When the lateral pterygoid muscle contracts, it pulls the jaw forward and the articular disk is drawn forward along with it, so the mandibular condyle does not override the disk. The lateral pterygoid muscle is also active during jaw closing, where it contracts eccentrically to guide the mandibular condyles as they slide back along the articular eminence (aka articular tubercle) into the mandibular fossa.
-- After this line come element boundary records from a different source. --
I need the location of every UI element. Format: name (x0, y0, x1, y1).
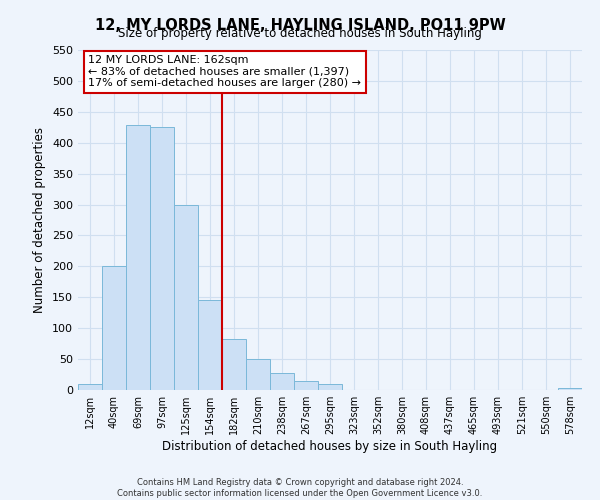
Bar (198, 300, 222, 390)
Bar (126, 126, 150, 390)
X-axis label: Distribution of detached houses by size in South Hayling: Distribution of detached houses by size … (163, 440, 497, 453)
Bar (78, 384, 102, 390)
Bar (246, 359, 270, 390)
Text: Size of property relative to detached houses in South Hayling: Size of property relative to detached ho… (118, 28, 482, 40)
Bar (558, 388, 582, 390)
Text: 12, MY LORDS LANE, HAYLING ISLAND, PO11 9PW: 12, MY LORDS LANE, HAYLING ISLAND, PO11 … (95, 18, 505, 32)
Bar (174, 204, 198, 390)
Bar (318, 384, 342, 390)
Bar (222, 338, 246, 390)
Bar (150, 128, 174, 390)
Text: 12 MY LORDS LANE: 162sqm
← 83% of detached houses are smaller (1,397)
17% of sem: 12 MY LORDS LANE: 162sqm ← 83% of detach… (88, 55, 361, 88)
Text: Contains HM Land Registry data © Crown copyright and database right 2024.
Contai: Contains HM Land Registry data © Crown c… (118, 478, 482, 498)
Y-axis label: Number of detached properties: Number of detached properties (34, 127, 46, 313)
Bar (102, 266, 126, 390)
Bar (270, 374, 294, 390)
Bar (294, 382, 318, 390)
Epistaxis and maxillary artery
Epistaxis is a fancy name for nose bleed. Branches of the facial artery and maxillary artery supply the nasal cavity and nasal septum. Epistaxis in the posterior part of the nasal cavity can be intractable. Occlusion of the sphenopalatine artery or its branches (sometimes by introduction of emboli by interventional radiologists) can reduce blood flow and stop the nose bleed.
TMJ disc displacement
The temporomandibular joint (TMJ) is unusual in having a fibrocartilage disc within the joint space. When the condyle of the mandible becomes distracted from the articular surface of the glenoid fossa of the base of the skull the disc can become displaced and damaged. This can lead to significant pain and audible clicking in the joint.